Ahead of MWC, Nokia updates ‘anyhaul’ portfolio
Over time, delivering on 5G use cases–enhanced mobile broadband, massive IoT and ultra reliable low latency communications, will require massive levels of network densification, particularly for deployments tapping millimeter wave spectrum. While this is certainly an exercise in RAN deployment, a significant investment in the transport network is also a requisite.
Ahead of Mobile World Congress Barcelona next week, infrastructure vendor Nokia announced enhancements to what it calls its “anyhaul” portfolio, which includes microwave, optical, IP and PON solutions.
For microwave, Nokia is pushing past 10 Gbps by tapping the E-Band and radio coordination to provide 20 Gbps backhaul for small cells. A new wave-division multiplexing module supports 10 Gbps and 25 Gbps and is designed for cloud RAN deployments where centralized, virtualized baseband functionality is connected via fronthaul to remote radio units. The company also announced a new interconnect router with 1, 10, 25 and 100 GE interfaces.
Nokia’s Vice President of Networks Marketing and Communications Phil Twist said the combination of anyhaul and the Future X architecture “equips our customers to take advantage of the promise of this next generation of network technology…The expertise and invaluable best practices we gain will further simplify and reduce risk for other operators as they move to 5G.”
New millimeter wave, mid-band small cells for indoor/outdoor deployments
Nokia also announced updates to its AirScale portfolio to include a new radio that supports the 28 GHz and 39 GHz bands, along with a new “pico remote radio head” that supports sub-6 GHz frequencies.

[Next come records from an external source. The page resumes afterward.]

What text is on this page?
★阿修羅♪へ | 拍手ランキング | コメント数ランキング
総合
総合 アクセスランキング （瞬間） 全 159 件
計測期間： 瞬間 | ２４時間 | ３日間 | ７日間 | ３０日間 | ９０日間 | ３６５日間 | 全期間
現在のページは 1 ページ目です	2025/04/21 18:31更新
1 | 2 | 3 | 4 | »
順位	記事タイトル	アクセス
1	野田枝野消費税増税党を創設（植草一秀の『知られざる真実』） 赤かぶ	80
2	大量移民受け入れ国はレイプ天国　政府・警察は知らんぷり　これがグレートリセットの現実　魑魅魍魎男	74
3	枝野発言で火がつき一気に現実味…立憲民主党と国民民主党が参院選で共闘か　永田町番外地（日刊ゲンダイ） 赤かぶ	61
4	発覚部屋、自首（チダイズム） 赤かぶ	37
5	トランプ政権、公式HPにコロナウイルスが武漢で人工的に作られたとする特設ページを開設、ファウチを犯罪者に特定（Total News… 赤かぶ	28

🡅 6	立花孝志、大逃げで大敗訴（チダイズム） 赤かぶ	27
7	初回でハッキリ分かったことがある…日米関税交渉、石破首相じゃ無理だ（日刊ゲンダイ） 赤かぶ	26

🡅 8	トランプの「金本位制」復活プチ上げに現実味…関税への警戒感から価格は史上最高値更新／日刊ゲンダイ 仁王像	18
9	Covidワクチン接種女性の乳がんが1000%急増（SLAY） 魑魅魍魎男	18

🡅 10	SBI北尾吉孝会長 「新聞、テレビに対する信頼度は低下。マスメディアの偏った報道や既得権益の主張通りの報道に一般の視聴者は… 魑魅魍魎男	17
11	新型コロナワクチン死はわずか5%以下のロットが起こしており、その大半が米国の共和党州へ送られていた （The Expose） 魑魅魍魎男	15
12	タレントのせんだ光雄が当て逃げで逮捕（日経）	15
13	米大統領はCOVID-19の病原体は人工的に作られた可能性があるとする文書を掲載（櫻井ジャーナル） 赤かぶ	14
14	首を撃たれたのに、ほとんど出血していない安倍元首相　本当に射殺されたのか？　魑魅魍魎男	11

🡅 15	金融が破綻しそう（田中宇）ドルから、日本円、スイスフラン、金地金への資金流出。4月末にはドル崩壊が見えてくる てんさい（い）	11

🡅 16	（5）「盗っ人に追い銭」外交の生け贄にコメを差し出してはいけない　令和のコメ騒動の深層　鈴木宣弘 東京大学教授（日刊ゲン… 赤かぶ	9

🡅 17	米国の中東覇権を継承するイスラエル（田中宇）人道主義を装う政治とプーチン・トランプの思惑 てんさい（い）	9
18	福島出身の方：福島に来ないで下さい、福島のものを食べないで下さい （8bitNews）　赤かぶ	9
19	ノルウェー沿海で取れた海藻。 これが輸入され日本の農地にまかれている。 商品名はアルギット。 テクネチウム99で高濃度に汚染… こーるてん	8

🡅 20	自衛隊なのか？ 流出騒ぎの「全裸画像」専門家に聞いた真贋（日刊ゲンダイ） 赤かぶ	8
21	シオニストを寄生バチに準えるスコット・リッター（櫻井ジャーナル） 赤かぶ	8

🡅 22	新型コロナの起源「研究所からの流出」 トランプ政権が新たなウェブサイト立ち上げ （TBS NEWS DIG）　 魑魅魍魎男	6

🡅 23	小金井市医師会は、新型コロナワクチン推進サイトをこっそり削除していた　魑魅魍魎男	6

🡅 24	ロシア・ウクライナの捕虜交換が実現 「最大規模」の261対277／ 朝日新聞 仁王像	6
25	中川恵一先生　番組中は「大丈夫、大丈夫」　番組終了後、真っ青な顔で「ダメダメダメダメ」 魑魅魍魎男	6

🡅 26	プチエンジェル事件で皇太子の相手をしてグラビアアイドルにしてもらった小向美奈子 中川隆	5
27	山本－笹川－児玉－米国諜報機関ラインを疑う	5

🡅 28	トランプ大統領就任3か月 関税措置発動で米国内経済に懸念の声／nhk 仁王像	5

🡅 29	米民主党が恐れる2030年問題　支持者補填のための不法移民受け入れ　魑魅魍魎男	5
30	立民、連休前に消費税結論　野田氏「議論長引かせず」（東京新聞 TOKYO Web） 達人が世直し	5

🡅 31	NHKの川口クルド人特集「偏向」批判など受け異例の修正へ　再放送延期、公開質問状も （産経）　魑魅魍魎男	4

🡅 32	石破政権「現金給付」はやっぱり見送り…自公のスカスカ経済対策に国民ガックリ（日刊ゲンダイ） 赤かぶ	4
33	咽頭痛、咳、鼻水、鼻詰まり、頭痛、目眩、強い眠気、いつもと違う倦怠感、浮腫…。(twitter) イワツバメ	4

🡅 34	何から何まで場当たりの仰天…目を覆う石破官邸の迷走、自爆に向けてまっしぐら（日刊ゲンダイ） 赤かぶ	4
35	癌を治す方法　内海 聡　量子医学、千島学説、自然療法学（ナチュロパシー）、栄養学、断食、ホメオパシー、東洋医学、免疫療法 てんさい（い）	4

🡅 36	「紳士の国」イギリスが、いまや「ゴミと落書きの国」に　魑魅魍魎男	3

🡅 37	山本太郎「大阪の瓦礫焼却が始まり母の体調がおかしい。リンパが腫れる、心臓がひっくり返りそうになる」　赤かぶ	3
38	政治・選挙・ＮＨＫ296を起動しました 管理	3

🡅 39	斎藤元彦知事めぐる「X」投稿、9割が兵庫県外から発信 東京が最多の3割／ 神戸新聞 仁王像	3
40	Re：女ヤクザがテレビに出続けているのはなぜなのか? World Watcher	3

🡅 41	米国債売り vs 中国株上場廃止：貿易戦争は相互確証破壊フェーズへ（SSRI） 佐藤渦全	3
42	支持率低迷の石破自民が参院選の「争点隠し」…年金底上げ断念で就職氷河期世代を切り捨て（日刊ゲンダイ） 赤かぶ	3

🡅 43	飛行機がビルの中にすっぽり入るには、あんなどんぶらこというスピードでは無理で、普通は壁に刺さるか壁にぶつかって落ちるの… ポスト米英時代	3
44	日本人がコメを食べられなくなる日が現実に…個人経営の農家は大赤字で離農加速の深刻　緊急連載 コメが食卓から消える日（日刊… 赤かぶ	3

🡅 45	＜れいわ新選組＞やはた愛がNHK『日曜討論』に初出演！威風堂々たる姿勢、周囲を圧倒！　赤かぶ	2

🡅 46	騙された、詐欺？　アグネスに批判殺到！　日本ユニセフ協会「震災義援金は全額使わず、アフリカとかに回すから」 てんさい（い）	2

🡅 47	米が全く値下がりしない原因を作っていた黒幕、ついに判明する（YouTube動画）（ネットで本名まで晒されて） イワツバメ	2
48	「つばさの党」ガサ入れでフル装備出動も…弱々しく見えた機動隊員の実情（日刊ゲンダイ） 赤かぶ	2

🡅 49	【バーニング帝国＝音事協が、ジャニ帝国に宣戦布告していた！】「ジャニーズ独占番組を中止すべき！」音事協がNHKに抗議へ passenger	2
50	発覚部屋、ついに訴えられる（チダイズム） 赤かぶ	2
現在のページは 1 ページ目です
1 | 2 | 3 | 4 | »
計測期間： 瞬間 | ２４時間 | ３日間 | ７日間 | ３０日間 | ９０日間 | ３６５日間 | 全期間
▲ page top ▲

The new 5G AirScale mmWave Radio supports 28 GHz and 39 GHz bands to provide extreme high-capacity for the busiest traffic locations.
Mobile Experts Principal Analyst Kyung Mun said the additions “expands the operator’s toolkit as they deploy 5G into challenging places. Expanding with 5G is critical, as demand is growing faster than capacity in the LTE network. Nokia’s end-to-end capability puts the in position to tie things together–C-band, LAA, [millimeter wave], indoor, outdoor, for operators and private enterprises.”